Guerre dans l’Est : FARDC, AFC/M23, MONUSCO et mécanismes de vérification évaluent le respect du cessez-le-feu à Goma
Les représentants des Forces armées de la République Démocratique du Congo (FARDC), de l’AFC/M23, de la Mission de l’Organisation des Nations unies pour la stabilisation en RDC (MONUSCO), ainsi que ceux du Comité d’observation et de vérification du cessez-le-feu (COVM) et du Mécanisme conjoint de vérification élargi Plus (MCVE+) se sont réunis, mercredi 15 juillet à Goma, pour évaluer la mise en œuvre du cessez-le-feu dans l’est de la République Démocratique du Congo.

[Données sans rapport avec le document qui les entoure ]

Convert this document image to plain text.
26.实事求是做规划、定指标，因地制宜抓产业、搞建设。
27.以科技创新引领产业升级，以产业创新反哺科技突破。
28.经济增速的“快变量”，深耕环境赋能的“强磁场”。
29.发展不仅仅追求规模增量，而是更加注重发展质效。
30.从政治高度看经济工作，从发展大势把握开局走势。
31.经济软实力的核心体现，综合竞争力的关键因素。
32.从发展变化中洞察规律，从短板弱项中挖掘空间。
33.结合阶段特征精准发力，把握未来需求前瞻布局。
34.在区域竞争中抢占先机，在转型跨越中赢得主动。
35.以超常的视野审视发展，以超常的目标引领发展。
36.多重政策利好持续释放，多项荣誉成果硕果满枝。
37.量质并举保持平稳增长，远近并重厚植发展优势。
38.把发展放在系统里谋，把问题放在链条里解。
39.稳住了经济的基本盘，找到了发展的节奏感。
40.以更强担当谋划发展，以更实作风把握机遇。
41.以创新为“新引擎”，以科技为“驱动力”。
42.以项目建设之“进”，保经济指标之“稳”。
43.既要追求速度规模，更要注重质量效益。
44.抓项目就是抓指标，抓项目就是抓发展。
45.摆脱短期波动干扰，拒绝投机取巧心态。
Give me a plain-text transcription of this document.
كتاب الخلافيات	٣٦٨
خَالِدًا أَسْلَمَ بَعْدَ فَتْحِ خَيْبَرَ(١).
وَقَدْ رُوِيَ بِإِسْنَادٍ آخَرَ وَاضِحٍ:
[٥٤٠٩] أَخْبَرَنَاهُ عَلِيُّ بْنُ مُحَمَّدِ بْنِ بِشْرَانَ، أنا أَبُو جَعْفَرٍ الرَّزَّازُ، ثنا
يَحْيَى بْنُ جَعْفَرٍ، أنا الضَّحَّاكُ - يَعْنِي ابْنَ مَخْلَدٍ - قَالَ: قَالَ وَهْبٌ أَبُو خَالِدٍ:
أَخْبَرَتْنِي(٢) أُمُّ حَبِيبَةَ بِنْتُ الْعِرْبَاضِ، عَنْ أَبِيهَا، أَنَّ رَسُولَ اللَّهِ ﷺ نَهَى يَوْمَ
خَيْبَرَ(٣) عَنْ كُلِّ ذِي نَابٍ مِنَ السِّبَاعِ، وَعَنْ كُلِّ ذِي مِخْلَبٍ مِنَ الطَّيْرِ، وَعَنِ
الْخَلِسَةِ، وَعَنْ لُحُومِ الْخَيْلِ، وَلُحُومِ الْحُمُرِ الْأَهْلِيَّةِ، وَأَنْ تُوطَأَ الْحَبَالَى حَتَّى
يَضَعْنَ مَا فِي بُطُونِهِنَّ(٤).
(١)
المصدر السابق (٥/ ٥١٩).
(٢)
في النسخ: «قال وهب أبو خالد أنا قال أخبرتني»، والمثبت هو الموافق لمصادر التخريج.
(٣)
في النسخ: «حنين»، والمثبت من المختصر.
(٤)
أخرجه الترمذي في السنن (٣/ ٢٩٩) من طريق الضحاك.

Cette réunion, la première du genre depuis le lancement des négociations de paix entre les parties, marque une étape importante dans le processus visant à réduire les tensions et à prévenir une reprise des affrontements. Les échanges ont porté sur les modalités de surveillance du cessez-le-feu, la coordination entre les différents acteurs et les mécanismes de vérification des éventuelles violations constatées sur le terrain.
Cette rencontre intervient après le déploiement, les 13 et 14 juillet, de trois officiers des FARDC à Goma avec l’appui logistique de la MONUSCO. Leur mission consiste à intégrer le Mécanisme conjoint de vérification élargi Plus (MCVE+), chargé de contrôler l’application des engagements pris dans le cadre du processus de paix et de contribuer au renforcement de la confiance entre les parties.
Les mécanismes COVM et MCVE+ ont notamment pour mandat d’observer le respect du cessez-le-feu, de documenter les incidents signalés, de vérifier les allégations de violations et de formuler des recommandations afin d’éviter une nouvelle escalade de la violence.
La réunion s’est tenue dans un contexte sécuritaire encore fragile. Depuis la résurgence du M23 en 2022, les combats ont provoqué d’importants déplacements de populations dans le Nord-Kivu. En janvier 2025, l’AFC/M23 a pris le contrôle de la ville de Goma, accentuant la crise humanitaire et sécuritaire dans la région.
En réunissant autour d’une même table les représentants des FARDC, de l’AFC/M23, de la MONUSCO et des mécanismes de vérification, cette première concertation traduit la volonté des parties de privilégier le dialogue et le suivi des engagements pris dans le cadre des efforts diplomatiques en cours. Les conclusions de ces travaux devraient permettre d’améliorer le mécanisme de surveillance du cessez-le-feu et de soutenir les initiatives visant à rétablir durablement la paix dans l’est de la République démocratique du Congo.